Scikit-Learn - Custom Transformers

Posted on Apr 4, 2022

Scikit-learn provides plenty of transformers, such as StandardScaler, but sometimes you want to implement your own transformers, for example selecting columns, or adding specific values etc.

A sample transformer is as follows, where it will add the columns specified +1:

import pandas as pd
from sklearn.base import BaseEstimator, TransformerMixin

import copy

class PlusOne(BaseEstimator, TransformerMixin):
    def __init__(self, columns):
        self.columns = columns

    def fit(self, X, y=None):
        return self

    def transform(self, X: pd.DataFrame) -> pd.DataFrame:
        return X[self.columns] + 1
sample = pd.DataFrame([{"a": 1}])
PlusOne(columns="a").fit_transform(sample)

All transformers should inherit BaseEstimator, and if the module is a Transformer, then it should also inherit TransformMixin.

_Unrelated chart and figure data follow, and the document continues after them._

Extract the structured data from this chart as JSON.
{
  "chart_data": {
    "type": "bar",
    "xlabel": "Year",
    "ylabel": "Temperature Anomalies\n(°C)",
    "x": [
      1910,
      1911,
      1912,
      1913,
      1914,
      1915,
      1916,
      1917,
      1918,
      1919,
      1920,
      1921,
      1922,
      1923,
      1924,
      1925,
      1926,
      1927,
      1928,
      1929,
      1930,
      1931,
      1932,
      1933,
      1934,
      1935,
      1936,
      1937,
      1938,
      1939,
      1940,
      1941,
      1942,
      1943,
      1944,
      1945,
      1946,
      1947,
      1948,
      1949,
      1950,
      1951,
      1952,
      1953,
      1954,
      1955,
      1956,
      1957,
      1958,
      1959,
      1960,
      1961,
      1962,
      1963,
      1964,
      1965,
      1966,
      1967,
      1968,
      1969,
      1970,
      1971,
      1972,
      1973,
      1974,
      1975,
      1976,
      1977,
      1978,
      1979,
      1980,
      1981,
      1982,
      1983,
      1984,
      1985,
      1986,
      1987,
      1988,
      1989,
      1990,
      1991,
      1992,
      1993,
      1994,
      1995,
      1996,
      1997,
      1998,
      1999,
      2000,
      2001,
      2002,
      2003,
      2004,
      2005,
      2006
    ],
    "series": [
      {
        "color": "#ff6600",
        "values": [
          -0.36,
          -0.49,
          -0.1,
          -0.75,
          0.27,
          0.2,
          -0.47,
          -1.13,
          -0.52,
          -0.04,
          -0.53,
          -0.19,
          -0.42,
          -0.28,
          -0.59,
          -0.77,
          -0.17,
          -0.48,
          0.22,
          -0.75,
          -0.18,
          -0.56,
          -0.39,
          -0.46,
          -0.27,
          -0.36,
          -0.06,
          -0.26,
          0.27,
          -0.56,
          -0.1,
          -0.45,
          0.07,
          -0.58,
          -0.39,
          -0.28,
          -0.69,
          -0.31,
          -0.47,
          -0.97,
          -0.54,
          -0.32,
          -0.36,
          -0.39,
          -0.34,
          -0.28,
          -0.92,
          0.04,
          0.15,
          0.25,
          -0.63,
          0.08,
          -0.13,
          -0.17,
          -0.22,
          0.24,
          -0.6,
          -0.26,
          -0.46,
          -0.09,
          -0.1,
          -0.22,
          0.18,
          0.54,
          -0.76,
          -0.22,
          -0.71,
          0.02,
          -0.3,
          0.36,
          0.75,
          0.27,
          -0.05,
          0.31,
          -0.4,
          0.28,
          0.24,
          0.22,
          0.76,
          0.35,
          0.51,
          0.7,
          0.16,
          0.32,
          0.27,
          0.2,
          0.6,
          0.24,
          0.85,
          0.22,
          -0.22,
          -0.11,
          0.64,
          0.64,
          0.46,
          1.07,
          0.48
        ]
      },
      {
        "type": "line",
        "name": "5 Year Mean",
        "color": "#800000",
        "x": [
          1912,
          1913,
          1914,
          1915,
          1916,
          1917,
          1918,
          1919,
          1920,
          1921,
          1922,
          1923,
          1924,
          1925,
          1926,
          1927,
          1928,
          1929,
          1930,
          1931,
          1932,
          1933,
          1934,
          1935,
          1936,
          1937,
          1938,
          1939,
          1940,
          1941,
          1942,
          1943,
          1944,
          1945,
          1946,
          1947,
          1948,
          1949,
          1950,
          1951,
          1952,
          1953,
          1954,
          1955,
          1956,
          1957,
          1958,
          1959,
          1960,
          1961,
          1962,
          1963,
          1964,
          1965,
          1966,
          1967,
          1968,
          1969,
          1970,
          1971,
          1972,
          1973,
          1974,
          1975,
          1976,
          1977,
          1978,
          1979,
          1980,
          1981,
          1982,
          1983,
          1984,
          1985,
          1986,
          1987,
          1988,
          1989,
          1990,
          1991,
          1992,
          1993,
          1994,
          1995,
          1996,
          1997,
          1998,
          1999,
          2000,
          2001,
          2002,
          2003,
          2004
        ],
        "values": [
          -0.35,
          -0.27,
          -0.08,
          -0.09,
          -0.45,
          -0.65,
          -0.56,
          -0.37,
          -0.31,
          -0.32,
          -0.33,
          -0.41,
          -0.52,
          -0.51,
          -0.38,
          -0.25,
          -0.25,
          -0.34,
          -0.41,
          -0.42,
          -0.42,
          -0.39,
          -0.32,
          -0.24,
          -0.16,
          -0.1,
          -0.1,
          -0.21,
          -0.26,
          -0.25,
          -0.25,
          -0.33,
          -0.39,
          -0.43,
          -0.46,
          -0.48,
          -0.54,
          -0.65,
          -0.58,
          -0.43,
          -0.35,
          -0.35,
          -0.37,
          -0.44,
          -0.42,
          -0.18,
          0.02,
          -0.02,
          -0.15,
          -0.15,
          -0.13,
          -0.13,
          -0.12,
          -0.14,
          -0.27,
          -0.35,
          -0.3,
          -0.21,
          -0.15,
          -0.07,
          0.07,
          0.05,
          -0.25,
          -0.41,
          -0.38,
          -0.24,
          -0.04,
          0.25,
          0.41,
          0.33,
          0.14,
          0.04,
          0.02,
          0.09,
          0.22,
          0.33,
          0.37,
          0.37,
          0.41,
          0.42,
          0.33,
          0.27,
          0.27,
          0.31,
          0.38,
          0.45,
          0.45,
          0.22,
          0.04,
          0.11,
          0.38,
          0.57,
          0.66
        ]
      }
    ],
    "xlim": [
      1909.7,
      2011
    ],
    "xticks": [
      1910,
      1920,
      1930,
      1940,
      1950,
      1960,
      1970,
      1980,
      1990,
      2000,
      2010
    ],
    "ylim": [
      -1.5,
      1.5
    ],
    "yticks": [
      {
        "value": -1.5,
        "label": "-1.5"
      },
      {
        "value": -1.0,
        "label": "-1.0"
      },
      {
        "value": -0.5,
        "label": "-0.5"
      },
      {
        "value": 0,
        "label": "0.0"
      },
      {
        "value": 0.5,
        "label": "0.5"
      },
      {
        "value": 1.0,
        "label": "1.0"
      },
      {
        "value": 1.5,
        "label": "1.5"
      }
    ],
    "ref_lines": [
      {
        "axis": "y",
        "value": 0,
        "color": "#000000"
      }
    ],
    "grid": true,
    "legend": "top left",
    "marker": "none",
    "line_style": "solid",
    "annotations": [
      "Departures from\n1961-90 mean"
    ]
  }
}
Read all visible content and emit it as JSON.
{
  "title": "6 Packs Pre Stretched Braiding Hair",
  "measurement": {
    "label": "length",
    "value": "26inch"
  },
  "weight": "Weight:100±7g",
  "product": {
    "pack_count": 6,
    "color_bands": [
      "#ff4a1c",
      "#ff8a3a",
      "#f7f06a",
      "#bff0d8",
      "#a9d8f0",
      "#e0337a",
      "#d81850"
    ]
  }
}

You can use the class initialization to pass in variables, such as self.columns which are the columns that we want to perform the subsequent function. And we can update the class variables through the fit function.

A sample input of:

a
0 1

Will be transformed to:

a
0 2

The fit function would always be called before the transform function. Another example is we can use the fit function to remember an average, and then add this to the original dataframe, such as:

class PlusMean(BaseEstimator, TransformerMixin):
    def __init__(self, columns):
        self.columns = columns
        self.mean = None

    def fit(self, X, y=None):
        self.mean = X[self.columns].mean()

        return self

    def transform(self, X: pd.DataFrame) -> pd.DataFrame:
        X = copy.copy(X)

        return X[self.columns] + self.mean
sample = pd.DataFrame([{"a": 1}, {"a": 3}])
PlusMean(columns="a").fit_transform(sample)

A sample input of:

a
0 1
1 5

Will be transformed to:

a
0 3
1 5

Through custom transformers this allows us to create logic to stack inside a Pipeline, and reduce inference issues.